The Condominium Authority Tribunal found that the condominium corporation (Ottawa-Carleton Standard Condominium Corporation No 783) failed to provide all the requested records to the unit owner. Additionally, the tribunal concluded that the corporation did not keep adequate records as required by the Condominium Act. The lesson from this case is that transparency and access to records are essential in condominium corporations, and failure to provide records and maintain adequate records may result in penalties or costs imposed by the tribunal.

Takeaways:

Access to records: The applicant requested various records from the condominium corporation, including meeting minutes, financial statements, and contracts. While most of the records were provided in electronic copies, the corporation claimed that some records, particularly the board meeting minutes for the last 12 months, did not exist. This case highlights the importance of ensuring transparency and access to records for unit owners as outlined in the Condominium Act.

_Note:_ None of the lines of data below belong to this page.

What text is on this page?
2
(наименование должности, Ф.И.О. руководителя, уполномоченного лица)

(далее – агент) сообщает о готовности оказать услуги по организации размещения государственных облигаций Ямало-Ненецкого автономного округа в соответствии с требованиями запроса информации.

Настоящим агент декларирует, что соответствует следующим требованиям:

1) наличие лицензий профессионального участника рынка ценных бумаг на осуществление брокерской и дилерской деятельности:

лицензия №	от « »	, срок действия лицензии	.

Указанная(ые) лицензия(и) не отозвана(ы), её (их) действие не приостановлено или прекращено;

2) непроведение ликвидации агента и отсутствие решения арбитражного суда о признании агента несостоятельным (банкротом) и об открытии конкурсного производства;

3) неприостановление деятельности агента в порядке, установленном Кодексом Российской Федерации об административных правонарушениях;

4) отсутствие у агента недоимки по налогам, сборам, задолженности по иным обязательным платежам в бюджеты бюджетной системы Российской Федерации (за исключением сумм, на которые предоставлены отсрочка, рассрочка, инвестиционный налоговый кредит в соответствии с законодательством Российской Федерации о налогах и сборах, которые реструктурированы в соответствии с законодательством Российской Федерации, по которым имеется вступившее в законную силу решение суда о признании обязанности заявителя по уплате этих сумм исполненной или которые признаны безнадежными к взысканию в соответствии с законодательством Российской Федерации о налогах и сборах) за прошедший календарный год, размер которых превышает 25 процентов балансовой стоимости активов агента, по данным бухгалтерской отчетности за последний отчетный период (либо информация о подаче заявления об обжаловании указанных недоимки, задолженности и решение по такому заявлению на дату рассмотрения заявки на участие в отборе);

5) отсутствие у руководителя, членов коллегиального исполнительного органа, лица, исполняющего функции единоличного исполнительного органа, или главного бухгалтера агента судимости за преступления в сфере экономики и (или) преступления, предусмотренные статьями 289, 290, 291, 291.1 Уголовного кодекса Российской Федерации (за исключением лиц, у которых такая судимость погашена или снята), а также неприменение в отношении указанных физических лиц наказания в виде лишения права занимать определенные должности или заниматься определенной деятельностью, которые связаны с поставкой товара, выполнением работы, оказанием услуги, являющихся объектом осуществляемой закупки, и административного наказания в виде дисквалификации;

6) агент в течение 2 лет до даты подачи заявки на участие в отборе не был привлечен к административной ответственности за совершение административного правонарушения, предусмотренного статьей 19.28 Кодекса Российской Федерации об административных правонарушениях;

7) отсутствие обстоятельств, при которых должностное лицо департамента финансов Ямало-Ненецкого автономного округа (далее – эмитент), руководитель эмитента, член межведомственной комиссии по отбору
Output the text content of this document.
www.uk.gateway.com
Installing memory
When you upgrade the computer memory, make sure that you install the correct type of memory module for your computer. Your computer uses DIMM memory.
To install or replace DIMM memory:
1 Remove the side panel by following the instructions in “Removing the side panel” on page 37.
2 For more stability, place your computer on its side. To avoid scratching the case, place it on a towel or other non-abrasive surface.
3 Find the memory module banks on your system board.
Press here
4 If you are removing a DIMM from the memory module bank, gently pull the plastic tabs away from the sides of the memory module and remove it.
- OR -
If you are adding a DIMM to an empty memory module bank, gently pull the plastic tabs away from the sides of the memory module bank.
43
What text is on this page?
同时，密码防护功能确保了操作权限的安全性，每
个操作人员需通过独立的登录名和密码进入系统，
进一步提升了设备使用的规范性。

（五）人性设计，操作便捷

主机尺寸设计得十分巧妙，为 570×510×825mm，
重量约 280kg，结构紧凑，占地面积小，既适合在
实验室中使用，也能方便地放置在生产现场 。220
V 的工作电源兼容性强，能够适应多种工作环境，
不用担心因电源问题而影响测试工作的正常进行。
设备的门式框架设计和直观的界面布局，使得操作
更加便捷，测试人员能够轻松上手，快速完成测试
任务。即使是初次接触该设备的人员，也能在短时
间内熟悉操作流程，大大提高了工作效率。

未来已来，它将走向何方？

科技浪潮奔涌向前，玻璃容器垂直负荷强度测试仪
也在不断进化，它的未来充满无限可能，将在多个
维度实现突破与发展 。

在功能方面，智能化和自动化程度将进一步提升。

Adequacy of records: The applicant also argued that the corporation failed to keep adequate records as required by the Condominium Act. This raises a critical issue regarding the responsibility of condominium corporations to maintain accurate and complete records to facilitate transparency, accountability, and the rights of unit owners.

Dispute resolution: The case was presented to the Condominium Authority Tribunal, which conducted a written online hearing to evaluate the evidence and make a decision. This demonstrates the role of the tribunal in resolving disputes related to condominium matters, such as access to records, adequacy of records, and potential penalties or costs.

Recommendations: 

Ensure compliance with record-keeping requirements: Condominium corporations should review and assess their record-keeping practices to ensure compliance with the provisions of the Condominium Act. This includes maintaining accurate and complete records, including meeting minutes, financial statements, contracts, and other relevant documents.

Enhance transparency and access to records: Condominium corporations should prioritize transparency and provide timely access to requested records to unit owners. It is crucial to respond promptly and diligently to record requests, providing electronic copies whenever possible to facilitate access for unit owners.

Prioritize communication and collaboration: Effective communication between condominium corporations and unit owners is essential. Condominium corporations should establish clear channels of communication to address inquiries, record requests, and other concerns raised by unit owners. This helps foster a positive working relationship and ensures transparency throughout the decision-making process.